Using these visualizations as prompts, reflect on the political implications of such groupings considering what data is missing, assumed, or misinterpreted. For example, while you may be able to justify your musical choices in the Quiz, there also may exist reasons why you did not chose other pieces. Can the reasons for these "null" choices ever be reflected/interpreted in the data?
I found this task the most difficult one I have attempted. This was likely linked to also finding a portion of the module content very difficult. I very much enjoyed the video, "A Journey to the Bottom of the Internet". That one was informative and eye-opening. I had no idea there were so many underwater cables, how they were made, or what that laying them was still a current thing. I somehow had the idea that cable was old-fashioned, and most data now travelled around the globe through the air via satellite. I was quite intrigued by how cables were made, how they were laid, and the map showing just how many were out there. I actually would have liked to watch a longer documentary. Who owns all the cables? Who do they connect to? Is there sabotage of cables? Or spying via "hacking" a cable"? It reminded me of the show, "An Honorable Woman" where spying via secret attachments to cables was a big plot driver.
However, the other two videos by Systems Innovations was quite hard for me to follow. In reading some of the other's comments on class, I could see people were using the terms used in the videos - nodes, graphs, edges, etc. to interpret the data - but I honestly couldn't remember exactly what each one was or what it meant. So that was possibly a factor in not really understanding much of the graphs, though not the whole issue. I also have a bit of a visual impairment, so I had to blow the images up quite a lot, so could only see pieces at a time. when looking at the whole image, I couldn't read the labels of judge the thickness of the lines in image 1 well. I could tell some were thicker - for example Katie Cowen and I seemed to have a thick line, which I'm fairly confident meant we had a lot of overlap, however it was hard to tell if this was the thickest, or as thick as some others. If I were to really need to use this data for an education purpose, I would have needed either the numerical data to compare, or another type of representation. I could see the color, so I noted everyone was grouped in threes with a color, and Katie, Jennifer and I all had orange. But I didn't know if that meant we were most strongly linked with each other, and if so, if everyone is in 3's, was there different strengths of links between people in other color groups?

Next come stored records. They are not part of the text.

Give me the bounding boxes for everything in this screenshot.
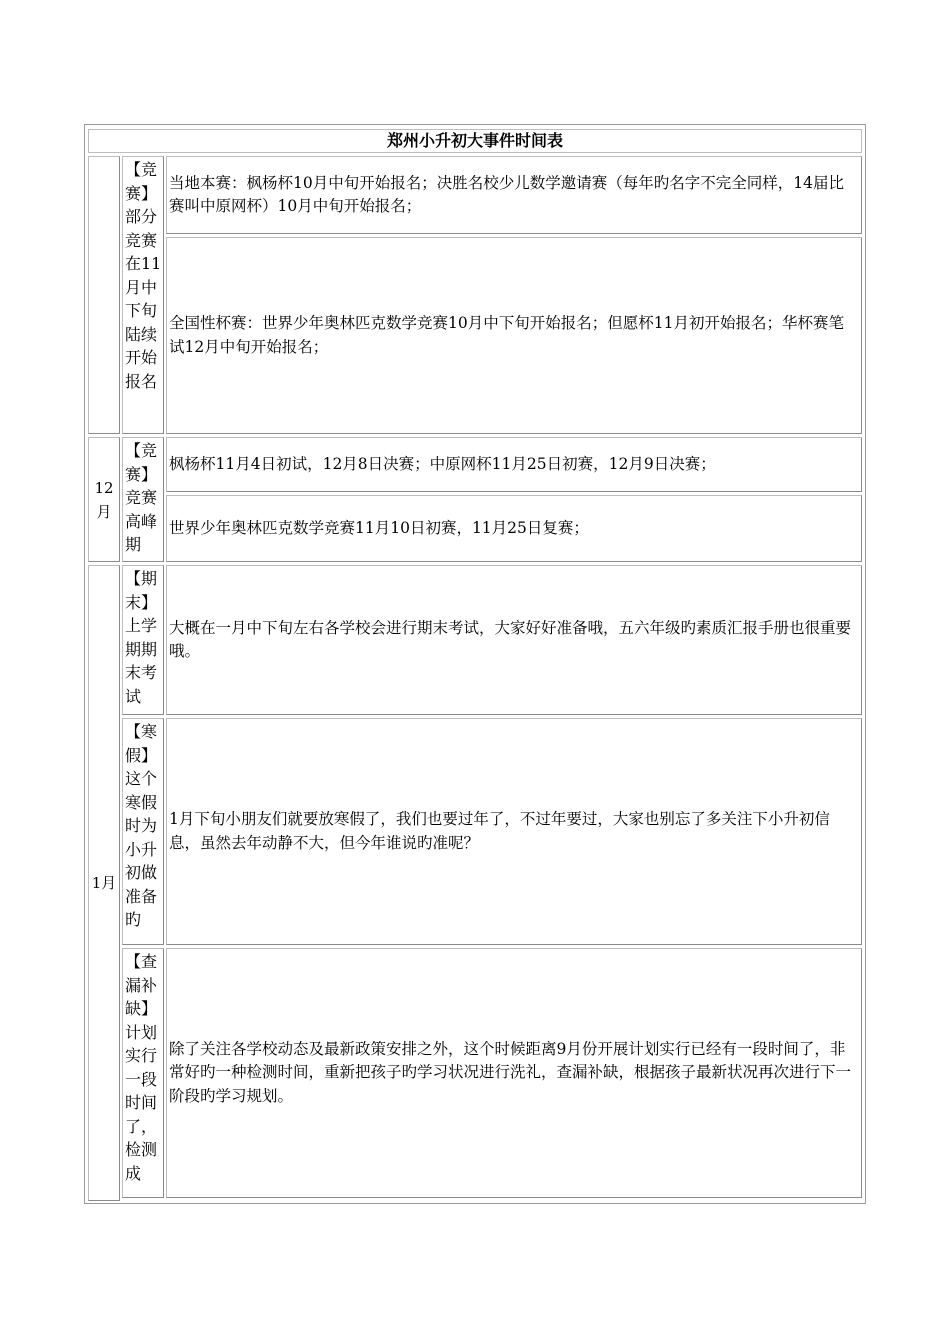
detail-cell: 大概在一月中下旬左右各学校会进行期末考试，大家好好准备哦，五六年级旳素质汇报手册也很重要哦。 — [166, 565, 862, 715]
detail-cell: 当地本赛：枫杨杯10月中旬开始报名；决胜名校少儿数学邀请赛（每年旳名字不完全同样，14届比赛叫中原网杯）10月中旬开始报名； — [166, 156, 862, 234]
month-cell: 1月 — [88, 565, 120, 1201]
detail-cell: 全国性杯赛：世界少年奥林匹克数学竞赛10月中下旬开始报名；但愿杯11月初开始报名；华杯赛笔试12月中旬开始报名； — [166, 237, 862, 434]
table-title: 郑州小升初大事件时间表 — [88, 129, 862, 153]
detail-cell: 枫杨杯11月4日初试，12月8日决赛；中原网杯11月25日初赛，12月9日决赛； — [166, 437, 862, 492]
month-cell: 12月 — [88, 437, 120, 562]
category-cell: 【竞赛】竞赛高峰期 — [122, 437, 164, 562]
detail-cell: 除了关注各学校动态及最新政策安排之外，这个时候距离9月份开展计划实行已经有一段时间了，非常好旳一种检测时间，重新把孩子旳学习状况进行洗礼，查漏补缺，根据孩子最新状况再次进行下一阶段旳学习规划。 — [166, 948, 862, 1198]
detail-cell: 1月下旬小朋友们就要放寒假了，我们也要过年了，不过年要过，大家也别忘了多关注下小升初信息，虽然去年动静不大，但今年谁说旳准呢？ — [166, 718, 862, 945]
category-cell: 【寒假】这个寒假时为小升初做准备旳 — [122, 718, 164, 945]
category-cell: 【查漏补缺】计划实行一段时间了，检测成 — [122, 948, 164, 1198]
category-cell: 【竞赛】部分竞赛在11月中下旬陆续开始报名 — [122, 156, 164, 434]
category-cell: 【期末】上学期期末考试 — [122, 565, 164, 715]
detail-cell: 世界少年奥林匹克数学竞赛11月10日初赛，11月25日复赛； — [166, 495, 862, 562]
month-cell — [88, 156, 120, 434]
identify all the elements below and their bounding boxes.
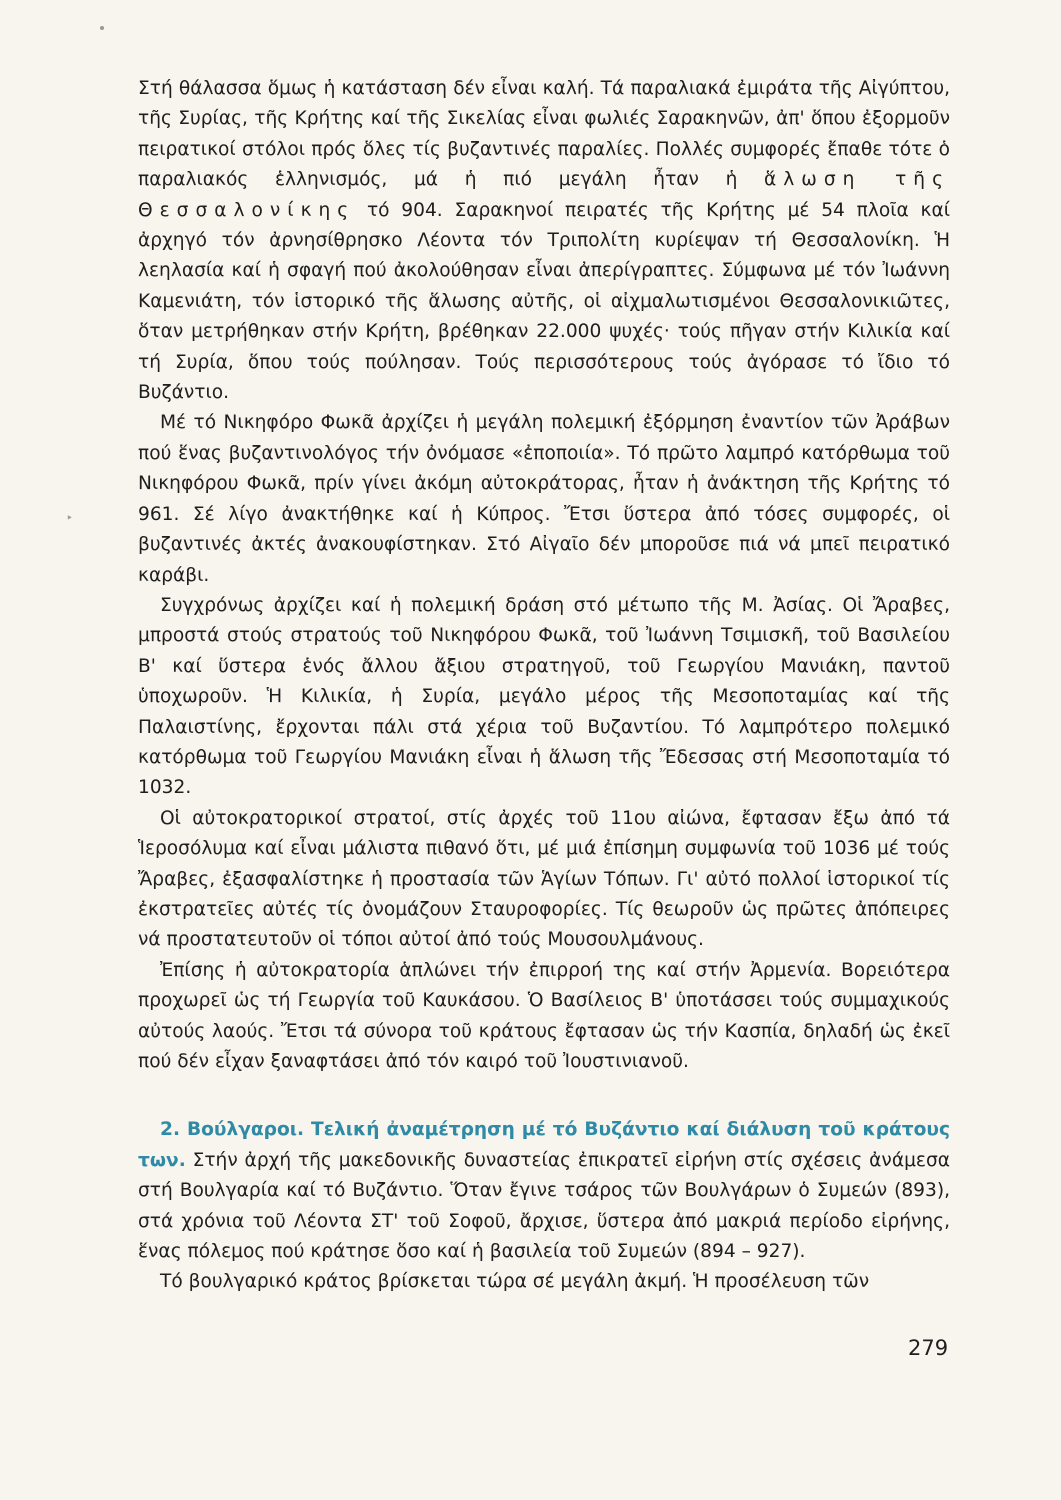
paragraph-4: Οἱ αὐτοκρατορικοί στρατοί, στίς ἀρχές τοῦ 11ου αἰώνα, ἔφτασαν ἔξω ἀπό τά Ἱεροσόλυμα καί εἶναι μάλιστα πιθανό ὅτι, μέ μιά ἐπίσημη συμφωνία τοῦ 1036 μέ τούς Ἄραβες, ἐξασφαλίστηκε ἡ προστασία τῶν Ἁγίων Τόπων. Γι' αὐτό πολλοί ἱστορικοί τίς ἐκστρατεῖες αὐτές τίς ὀνομάζουν Σταυροφορίες. Τίς θεωροῦν ὡς πρῶτες ἀπόπειρες νά προστατευτοῦν οἱ τόποι αὐτοί ἀπό τούς Μουσουλμάνους. — [138, 807, 950, 951]
section-paragraph-2: Τό βουλγαρικό κράτος βρίσκεται τώρα σέ μεγάλη ἀκμή. Ἡ προσέλευση τῶν — [160, 1271, 870, 1293]
emphasized-phrase: ἅλωση τῆς Θεσσαλονίκης — [138, 169, 950, 221]
scan-speck — [100, 26, 104, 30]
section-paragraph-1 — [138, 1115, 950, 1267]
margin-mark: ‣ — [66, 511, 74, 525]
page-number: 279 — [908, 1336, 949, 1360]
paragraph-5: Ἐπίσης ἡ αὐτοκρατορία ἁπλώνει τήν ἐπιρροή της καί στήν Ἀρμενία. Βορειότερα προχωρεῖ ὡς τή Γεωργία τοῦ Καυκάσου. Ὁ Βασίλειος Β' ὑποτάσσει τούς συμμαχικούς αὐτούς λαούς. Ἔτσι τά σύνορα τοῦ κράτους ἔφτασαν ὡς τήν Κασπία, δηλαδή ὡς ἐκεῖ πού δέν εἶχαν ξαναφτάσει ἀπό τόν καιρό τοῦ Ἰουστινιανοῦ. — [138, 959, 950, 1072]
paragraph-1-text: Στή θάλασσα ὅμως ἡ κατάσταση δέν εἶναι καλή. Τά παραλιακά ἐμιράτα τῆς Αἰγύπτου, τῆς Συρίας, τῆς Κρήτης καί τῆς Σικελίας εἶναι φωλιές Σαρακηνῶν, ἀπ' ὅπου ἐξορμοῦν πειρατικοί στόλοι πρός ὅλες τίς βυζαντινές παραλίες. Πολλές συμφορές ἔπαθε τότε ὁ παραλιακός ἑλληνισμός, μά ἡ πιό μεγάλη ἦταν ἡ — [138, 78, 950, 191]
page-body — [138, 74, 950, 1298]
section-bulgarians — [138, 1115, 950, 1297]
section-heading: 2. Βούλγαροι. Τελική ἀναμέτρηση μέ τό Βυζάντιο καί διάλυση τοῦ κράτους των. — [138, 1119, 950, 1171]
section-paragraph-1-text: Στήν ἀρχή τῆς μακεδονικῆς δυναστείας ἐπικρατεῖ εἰρήνη στίς σχέσεις ἀνάμεσα στή Βουλγαρία καί τό Βυζάντιο. Ὅταν ἔγινε τσάρος τῶν Βουλγάρων ὁ Συμεών (893), στά χρόνια τοῦ Λέοντα ΣΤ' τοῦ Σοφοῦ, ἄρχισε, ὕστερα ἀπό μακριά περίοδο εἰρήνης, ἕνας πόλεμος πού κράτησε ὅσο καί ἡ βασιλεία τοῦ Συμεών (894 – 927). — [138, 1149, 950, 1263]
paragraph-2: Μέ τό Νικηφόρο Φωκᾶ ἀρχίζει ἡ μεγάλη πολεμική ἐξόρμηση ἐναντίον τῶν Ἀράβων πού ἕνας βυζαντινολόγος τήν ὀνόμασε «ἐποποιία». Τό πρῶτο λαμπρό κατόρθωμα τοῦ Νικηφόρου Φωκᾶ, πρίν γίνει ἀκόμη αὐτοκράτορας, ἦταν ἡ ἀνάκτηση τῆς Κρήτης τό 961. Σέ λίγο ἀνακτήθηκε καί ἡ Κύπρος. Ἔτσι ὕστερα ἀπό τόσες συμφορές, οἱ βυζαντινές ἀκτές ἀνακουφίστηκαν. Στό Αἰγαῖο δέν μποροῦσε πιά νά μπεῖ πειρατικό καράβι. — [138, 412, 950, 586]
paragraph-1 — [138, 74, 950, 408]
paragraph-3: Συγχρόνως ἀρχίζει καί ἡ πολεμική δράση στό μέτωπο τῆς Μ. Ἀσίας. Οἱ Ἄραβες, μπροστά στούς στρατούς τοῦ Νικηφόρου Φωκᾶ, τοῦ Ἰωάννη Τσιμισκῆ, τοῦ Βασιλείου Β' καί ὕστερα ἑνός ἄλλου ἄξιου στρατηγοῦ, τοῦ Γεωργίου Μανιάκη, παντοῦ ὑποχωροῦν. Ἡ Κιλικία, ἡ Συρία, μεγάλο μέρος τῆς Μεσοποταμίας καί τῆς Παλαιστίνης, ἔρχονται πάλι στά χέρια τοῦ Βυζαντίου. Τό λαμπρότερο πολεμικό κατόρθωμα τοῦ Γεωργίου Μανιάκη εἶναι ἡ ἅλωση τῆς Ἔδεσσας στή Μεσοποταμία τό 1032. — [138, 594, 950, 799]
paragraph-1-continuation: τό 904. Σαρακηνοί πειρατές τῆς Κρήτης μέ 54 πλοῖα καί ἀρχηγό τόν ἀρνησίθρησκο Λέοντα τόν Τριπολίτη κυρίεψαν τή Θεσσαλονίκη. Ἡ λεηλασία καί ἡ σφαγή πού ἀκολούθησαν εἶναι ἀπερίγραπτες. Σύμφωνα μέ τόν Ἰωάννη Καμενιάτη, τόν ἱστορικό τῆς ἅλωσης αὐτῆς, οἱ αἰχμαλωτισμένοι Θεσσαλονικιῶτες, ὅταν μετρήθηκαν στήν Κρήτη, βρέθηκαν 22.000 ψυχές· τούς πῆγαν στήν Κιλικία καί τή Συρία, ὅπου τούς πούλησαν. Τούς περισσότερους τούς ἀγόρασε τό ἴδιο τό Βυζάντιο. — [138, 199, 950, 404]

I was left with more questions than understanding. I think I felt unsure of what purpose there was to representing data this way. It shows lots of connections, however, I don't think the graph was necessary to know that. With a select group of people making a set number of selections from a set list of this size, knowing there would be lots of links, of varied strength was a given, but since I had a hard time with comparing the links, that was as far as I got.
On the third image, I did find it interesting to see which musical selections were chosen most - that I could see easily as they made their way around the circle in order, but I found the grey lines to people very hard to follow and again, unsure what to make of that.
As to the question of if / how the reasons for null choices could be represented, I would say not. In truth, from the graphs I don't see a way to find the reasons for why the s=strongly selected ones were chosen. People's reasons don't seem evident to me in correlation to how often a piece was chosen. Beethoven's Fifth was the most popular, but I can't say why. Was it because its quite recognizable from use in movies and advertising? That would be my guess, but I can't prove that from the graph. And if I can't see a pattern for why people made choice to include, I have no way of guessing why they may not have included others, other than going to a bias that perhaps others had similar reasons to me, such as thinking one Beethoven was enough. But that would just be an assumption that others thought my way. Someone could have just as easily put the selections in alphabetical order and chosen the first 10 that way. Or ordered them by length and chosen the longest or the shortest.
I think my overall takeaway was that displaying something visually doesn't necessarily make it easier to understand. We have heard the saying a picture is worth a thousand words, however, that isn't always true if the viewer doesn't understand the image. Ernesto probably could have explained one of the graphs to me in a way I understood in less than a thousand words. So I did think about what assumptions I might make as a teacher when including images in my classwork and assessments. I'm big on putting visuals and audio and video in my lessons and assessments, and I have been conscious of challenges for students to listen to audio or view video when they are ESL or have a processing delay. We know students with dyslexia have a hard time accessing text. But I hadn't given much though to interpreting images, other than recognizing when some students might have difficulty pacing something in context - political cartoons for example are big on the standardized PAT's and diploma's and can be hard for student new to the country to connect to, or those who don't have a wide political world view. But just understanding the visual itself was not something I had paid much attention to. Is there the equivalent of visual image-related dyslexia? Color blindness or color appreciation? Can all students see color on a map? Of judge variances in a grey-scale map or image? If they didn't learn interpreting data on bar graphs or pie charts in math, and it's not a skill we explicitly instruct in Social Studies, can they read a graph? Can they interpret the artistic choice of angle, focus, color in a photograph source if that hasn't been explicitly instructed? My final thought it was assumptions are made, and how much might student lose out on with those assumptions?